Lizzie May pursed her prim little mouth with a superior air.

"'Taint no use fer you an' me to argy over sech things, Judy," she said haughtily. "We got dif'rent notions about haow a house otta be kep'. Fer me, I like to see things nice an' I'm allus a-goin' to try to keep 'em nice. I like to do housework; an' even though I don't allus feel well, the work wouldn't bother me a bit, if I didn't have other troubles."

She sighed heavily.

"What other troubles have you got?" asked Judith incredulously.

"Oh, I have lots of other troubles. You'll have 'em too, naow your married. For one thing, Dan goes off fox huntin' nights an' nights an' leaves me here alone, an' I git that skairt. You wouldn't believe all the noises there is when anybody's alone at night. Night afore las' I was sure I heard somebody a-walkin' raound an' raound the house. I was in bed, an' I pulled the quilts up over my head an' tried to fergit it; but I kep' on a-hearin' it. At las' I couldn't stand it no longer, an' I got up an' looked out the winder; an' it was only Uncle Jonah Cobb's ole mare Betsy that had broke through the fence an' was a-wanderin' raound an' raound the house a-eatin' grass. But it give me a awful scare jes the same. Things like that makes a person nervous."

"Nonsense, Lizzie May! You born an' raised here to be askairt to stay alone in the house nights! Why, who's ever been bothered in their house that you ever heard on?"

Lizzie May had to admit that she had never heard of any of the neighbors being attacked at night in their homes; but nevertheless she was afraid.

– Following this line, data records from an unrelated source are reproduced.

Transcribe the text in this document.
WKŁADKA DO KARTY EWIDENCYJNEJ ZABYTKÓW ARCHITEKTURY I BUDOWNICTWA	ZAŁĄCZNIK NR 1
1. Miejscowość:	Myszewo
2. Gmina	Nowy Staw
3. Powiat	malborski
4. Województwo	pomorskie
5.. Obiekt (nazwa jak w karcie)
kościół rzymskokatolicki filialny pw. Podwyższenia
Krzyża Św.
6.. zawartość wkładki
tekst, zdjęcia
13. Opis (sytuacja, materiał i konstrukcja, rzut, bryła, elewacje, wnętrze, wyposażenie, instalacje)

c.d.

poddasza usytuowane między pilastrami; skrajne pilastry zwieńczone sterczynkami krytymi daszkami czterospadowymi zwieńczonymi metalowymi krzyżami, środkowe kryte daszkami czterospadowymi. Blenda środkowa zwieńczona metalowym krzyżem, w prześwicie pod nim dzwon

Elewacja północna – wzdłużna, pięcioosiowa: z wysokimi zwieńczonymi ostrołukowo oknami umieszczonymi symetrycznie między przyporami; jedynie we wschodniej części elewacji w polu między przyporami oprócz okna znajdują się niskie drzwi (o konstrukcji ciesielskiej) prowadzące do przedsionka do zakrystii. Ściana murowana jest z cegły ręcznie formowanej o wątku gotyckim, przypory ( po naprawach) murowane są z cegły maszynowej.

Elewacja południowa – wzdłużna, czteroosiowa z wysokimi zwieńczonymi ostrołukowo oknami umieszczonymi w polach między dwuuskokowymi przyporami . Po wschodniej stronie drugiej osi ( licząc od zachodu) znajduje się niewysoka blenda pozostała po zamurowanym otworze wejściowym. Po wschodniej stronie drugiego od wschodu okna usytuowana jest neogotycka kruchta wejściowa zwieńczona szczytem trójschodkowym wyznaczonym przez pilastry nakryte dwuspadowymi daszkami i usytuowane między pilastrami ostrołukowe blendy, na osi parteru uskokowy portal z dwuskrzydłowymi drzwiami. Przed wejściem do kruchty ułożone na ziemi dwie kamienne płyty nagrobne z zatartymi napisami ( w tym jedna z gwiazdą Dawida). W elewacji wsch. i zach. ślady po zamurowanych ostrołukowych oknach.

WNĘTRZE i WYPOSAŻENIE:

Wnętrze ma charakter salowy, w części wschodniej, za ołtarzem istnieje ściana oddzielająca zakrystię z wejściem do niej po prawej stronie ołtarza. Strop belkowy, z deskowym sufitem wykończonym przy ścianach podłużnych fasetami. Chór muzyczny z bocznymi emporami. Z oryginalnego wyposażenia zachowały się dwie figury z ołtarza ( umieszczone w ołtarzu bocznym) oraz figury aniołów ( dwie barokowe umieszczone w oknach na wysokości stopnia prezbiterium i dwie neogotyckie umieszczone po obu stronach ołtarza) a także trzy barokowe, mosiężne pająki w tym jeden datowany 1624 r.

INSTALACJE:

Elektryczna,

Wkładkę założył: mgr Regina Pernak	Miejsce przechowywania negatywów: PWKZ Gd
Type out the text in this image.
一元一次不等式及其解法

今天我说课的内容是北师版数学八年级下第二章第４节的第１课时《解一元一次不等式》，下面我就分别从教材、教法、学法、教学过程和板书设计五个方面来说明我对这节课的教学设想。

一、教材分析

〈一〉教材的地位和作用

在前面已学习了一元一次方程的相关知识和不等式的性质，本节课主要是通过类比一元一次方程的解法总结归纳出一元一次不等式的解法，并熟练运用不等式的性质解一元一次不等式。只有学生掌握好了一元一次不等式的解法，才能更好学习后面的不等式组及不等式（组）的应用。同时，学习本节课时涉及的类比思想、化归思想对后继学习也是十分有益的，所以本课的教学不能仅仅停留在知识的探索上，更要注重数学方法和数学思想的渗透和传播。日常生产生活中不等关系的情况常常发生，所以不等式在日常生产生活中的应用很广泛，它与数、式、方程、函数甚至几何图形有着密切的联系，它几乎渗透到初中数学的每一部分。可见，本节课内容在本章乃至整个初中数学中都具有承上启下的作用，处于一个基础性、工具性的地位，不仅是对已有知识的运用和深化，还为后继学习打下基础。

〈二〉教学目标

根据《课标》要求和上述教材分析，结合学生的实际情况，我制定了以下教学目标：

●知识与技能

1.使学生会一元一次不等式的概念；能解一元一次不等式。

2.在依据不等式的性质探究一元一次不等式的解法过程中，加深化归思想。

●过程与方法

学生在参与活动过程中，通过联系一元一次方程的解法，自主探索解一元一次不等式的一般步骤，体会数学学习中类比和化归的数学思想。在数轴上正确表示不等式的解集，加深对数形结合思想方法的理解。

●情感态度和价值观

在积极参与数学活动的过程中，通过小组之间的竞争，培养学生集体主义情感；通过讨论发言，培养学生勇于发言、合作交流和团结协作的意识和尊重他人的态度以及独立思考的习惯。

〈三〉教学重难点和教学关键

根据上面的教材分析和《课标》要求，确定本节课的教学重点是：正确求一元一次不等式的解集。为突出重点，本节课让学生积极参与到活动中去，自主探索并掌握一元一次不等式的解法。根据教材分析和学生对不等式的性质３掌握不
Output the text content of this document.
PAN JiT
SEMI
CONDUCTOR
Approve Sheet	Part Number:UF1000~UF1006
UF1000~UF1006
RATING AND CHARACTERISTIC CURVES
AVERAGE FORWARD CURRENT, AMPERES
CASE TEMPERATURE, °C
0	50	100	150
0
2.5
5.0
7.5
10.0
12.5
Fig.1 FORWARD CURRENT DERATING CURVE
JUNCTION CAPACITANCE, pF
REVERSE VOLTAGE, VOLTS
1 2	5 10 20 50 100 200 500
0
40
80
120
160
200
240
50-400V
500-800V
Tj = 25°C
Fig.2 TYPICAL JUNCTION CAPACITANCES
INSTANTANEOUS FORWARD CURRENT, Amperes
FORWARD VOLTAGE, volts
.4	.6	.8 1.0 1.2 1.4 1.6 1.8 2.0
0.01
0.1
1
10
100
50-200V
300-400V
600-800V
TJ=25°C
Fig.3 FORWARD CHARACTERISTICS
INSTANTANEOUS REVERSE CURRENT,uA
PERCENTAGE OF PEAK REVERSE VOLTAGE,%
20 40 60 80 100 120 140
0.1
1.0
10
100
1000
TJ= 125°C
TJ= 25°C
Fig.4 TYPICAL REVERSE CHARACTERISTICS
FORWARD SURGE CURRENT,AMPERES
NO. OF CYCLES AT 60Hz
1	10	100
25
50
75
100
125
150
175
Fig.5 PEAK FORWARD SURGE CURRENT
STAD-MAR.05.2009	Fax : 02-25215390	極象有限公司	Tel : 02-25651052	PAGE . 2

"Them dawgs too," she went on. "He's baound to keep 'em all. You know how I've allus hated a haound. The meal they eat is enough to fatten a hawg. An' of course it's me that has to cook it fer 'em. An' another thing, when he goes fox huntin' I never know if he's a-goin' to come home drunk or sober. Whenever he gits with Edd Whitmarsh, the two of 'em jes drinks theirselves as full as ticks. An' we can't spare the money neither. If I spent the same money on clothes for myse'f or the baby that's cornin' he'd be the first to say it was a awful extravagance. I wonder why men allus has to drink? Us wimmin git along without it. An' no matter if there hain't money in the house to buy a sack o' flour, they kin allus find some to spend on whiskey. One night las' week Dan come in so drunk he jes laid hisse'f daown on the mat beside the bed with all his clothes on an' declared up an' daown he was in bed. An' I had to take off his shoes an' his clothes an' pull an 'yank an' pretty nigh kick him afore I could git him to crawl up into bed. I tell you I was that disgusted. If I'd a thought married life was a-goin' to be anything like this, I don't think I'd a been in such a hurry to git married. There's times when I wish I was back home with dad agin. It wa'n't like that in the books we used to read. You 'member them books?"

Lizzie May named several novels by such purveyors of roseate fiction as Bertha M. Clay, Mary Jane Holmes and Laura Jean Libbey, which in ragged paper covers had found their way into the Pippinger home.

"Yes, but in them books it allus ends when they git married," Judith reminded her. "They never tell what happens after. All they say is that they lived happy ever after."